The Warlocks are a national motorcycle organization associated with the
free-spirited bike gangs such as the Hell's Angels. Such gangs are often
referred to as "one percenters" - or, the 1 percent of cycling groups whose
members sometimes engage in outlaw activities.

Carter said the members in the region were an exceptionally close-knit,
even paranoid group with ties to the local community.

"Our task force guys tried to work it as a traditional drug organization
case. We just couldn't get anything to work for us," Carter said.

In November 2001, authorities sought and received the help of agents with
the federal Bureau of Alcohol, Tobacco, Firearms and Explosives. ATF agents
were eventually able to infiltrate the group by joining the club, Carter said.

On July 24, authorities arrested local members and associates on state and
federal drug and firearms charges.
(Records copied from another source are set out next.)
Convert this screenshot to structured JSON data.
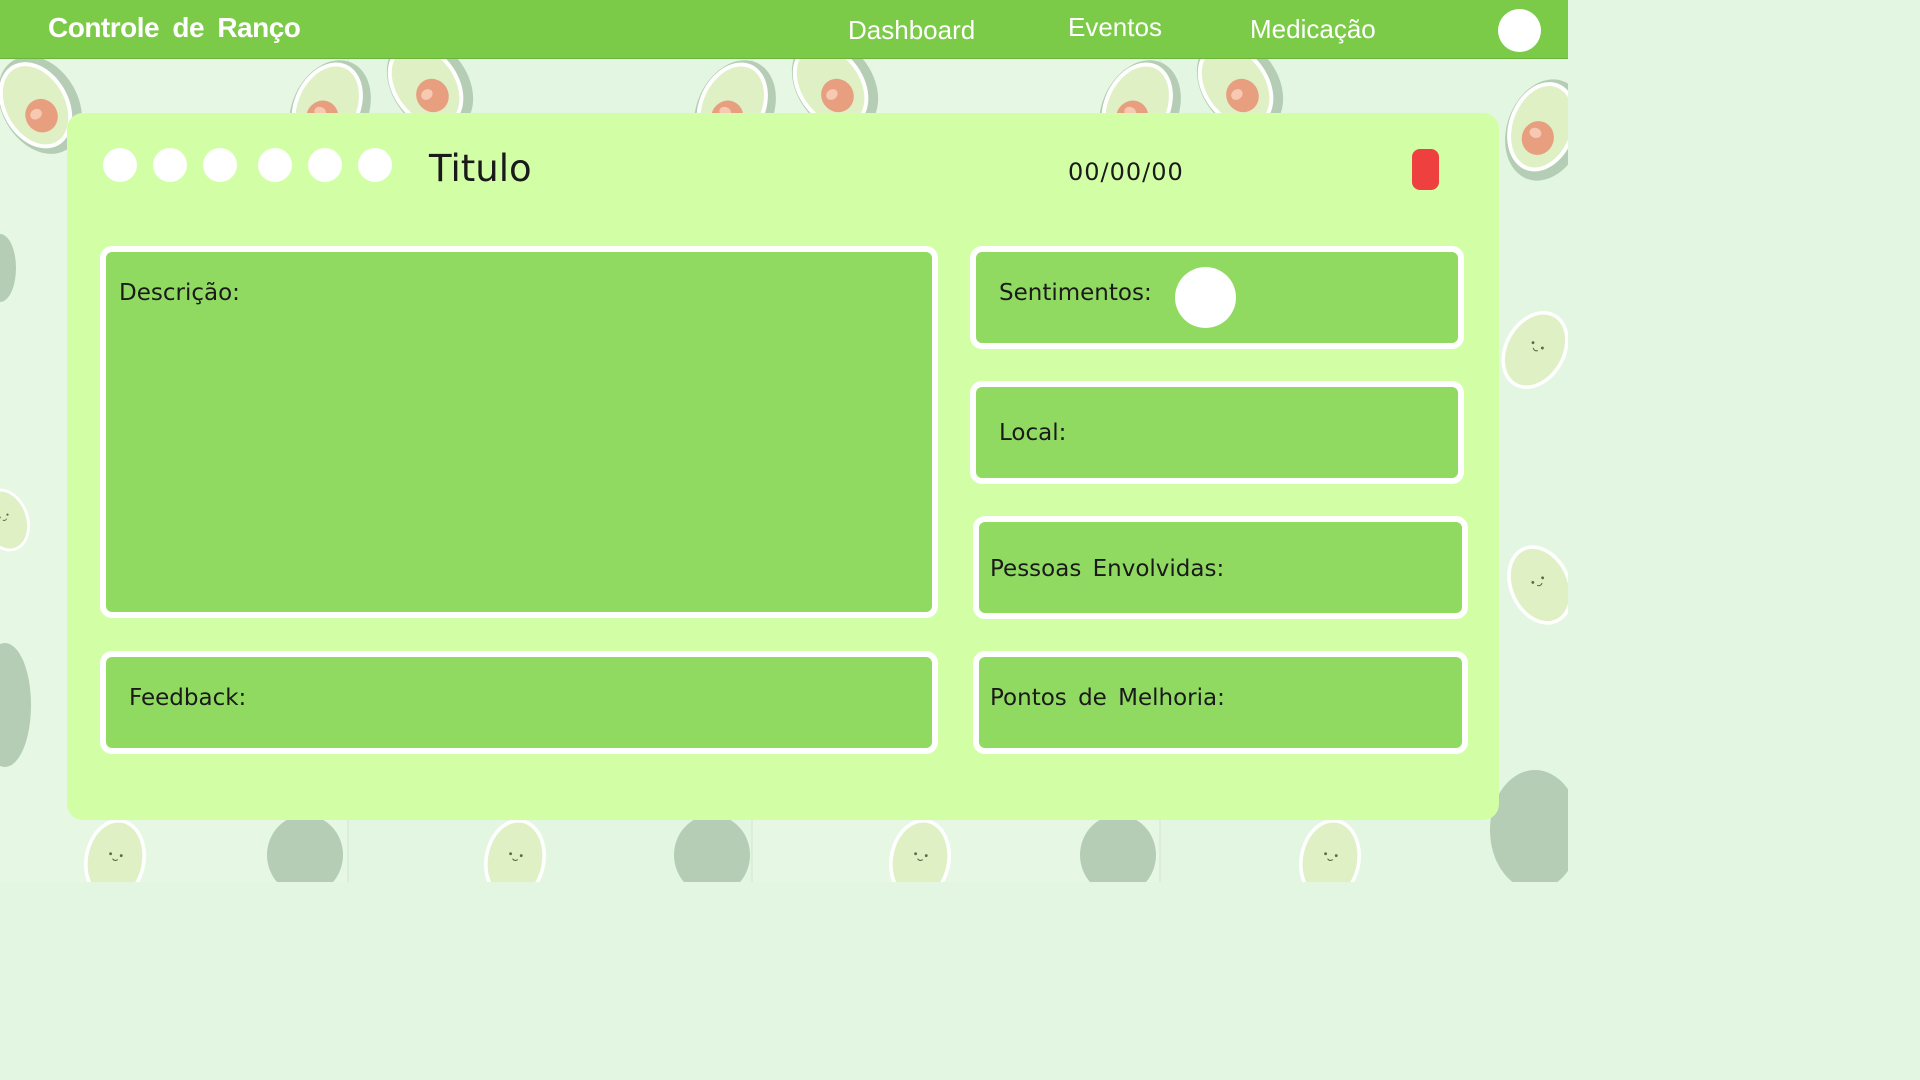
{
  "header": {
    "app_title": "Controle de Ranço",
    "nav": [
      "Dashboard",
      "Eventos",
      "Medicação"
    ]
  },
  "event": {
    "title": "Titulo",
    "date": "00/00/00",
    "rating_dots": 6
  },
  "fields": {
    "descricao": "Descrição:",
    "sentimentos": "Sentimentos:",
    "local": "Local:",
    "pessoas": "Pessoas Envolvidas:",
    "feedback": "Feedback:",
    "pontos": "Pontos de Melhoria:"
  },
  "colors": {
    "header_bg": "#7ccb48",
    "card_bg": "#d2ffa6",
    "field_bg": "#91da62",
    "delete": "#ef4040",
    "page_bg": "#e2f6e1"
  },
  "icons": [
    "avatar-icon",
    "delete-icon",
    "mood-icon",
    "avocado-pattern"
  ]
}
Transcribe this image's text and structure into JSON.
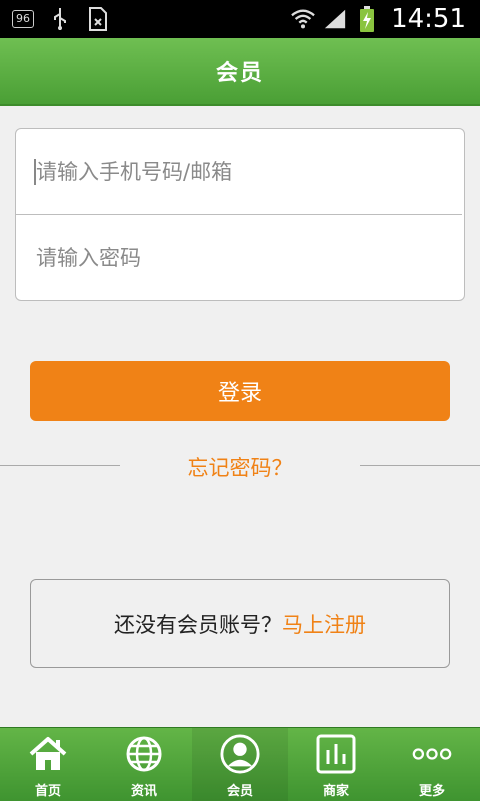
{
  "status_bar": {
    "notif_badge": "96",
    "time": "14:51"
  },
  "header": {
    "title": "会员"
  },
  "form": {
    "phone_placeholder": "请输入手机号码/邮箱",
    "password_placeholder": "请输入密码"
  },
  "login_label": "登录",
  "forgot_label": "忘记密码？",
  "register": {
    "prompt": "还没有会员账号？",
    "link": "马上注册"
  },
  "tabs": [
    {
      "label": "首页",
      "icon": "home-icon"
    },
    {
      "label": "资讯",
      "icon": "globe-icon"
    },
    {
      "label": "会员",
      "icon": "user-icon"
    },
    {
      "label": "商家",
      "icon": "chart-icon"
    },
    {
      "label": "更多",
      "icon": "more-icon"
    }
  ],
  "colors": {
    "green": "#4a9f35",
    "orange": "#f08216"
  }
}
The 15 local suspects were part of a
round-up of 34 gang members or associates in West Virginia, Maryland, New
York, Florida and South Carolina, Carter said.

In the valley's northern reaches, the Winchester area and Warren County
have become increasingly popular drug dealing bases for out-of-state
traffickers.

The Interstate 81 and Interstate 66 corridors give big-city dealers easy
access to a ready market virtually free of competition, said Dan
Woloszynowski, an ATF spokesman.

The thin supply of drugs allows them to hike prices to four or five times
the rates in the cities, Woloszynowski said.

"The money is there, but there's no competition," he said. "They can move
in, and they don't have to fight anybody for any turf."

On Aug. 8, Task Force members arrested five Winchester residents on charges
of trafficking cocaine during the last 18 months. Many were Mexican
nationals, and another seven of their associates were detained on charges
of being in the country illegally, said Lt. Phil Crisman, a task force
investigator.

The group had dealt drugs in other states before arriving in the valley,
Crisman said.

"Winchester was just the last place they stopped," he said.

In May, a high-ranking New York member of the L.A. Bloods received a
30-year federal prison term for firearms and drug trafficking in
Winchester, Woloszynowski said.

Nearby Warren County has also had its share of major drug conspiracies.
Last year, a federal grand jury in Charlottesville indicted 26 members of a
loosely organized drug gang from Washington on charges of distributing
cocaine in Front Royal for nearly a decade.

That case was also a Northwest Task Force case that grew. Police seized
about 250 grams of cocaine and $17,500 in cash, Woloszynowski said.

With its proximity to Washington, Warren Sheriff's Office Investigator
Jerome Robinson thinks it's inevitable that some of the metropolitan area's
ills might be sprawling outward in advance of development.

"My opinion is that the city is slowly moving this way," Robinson said.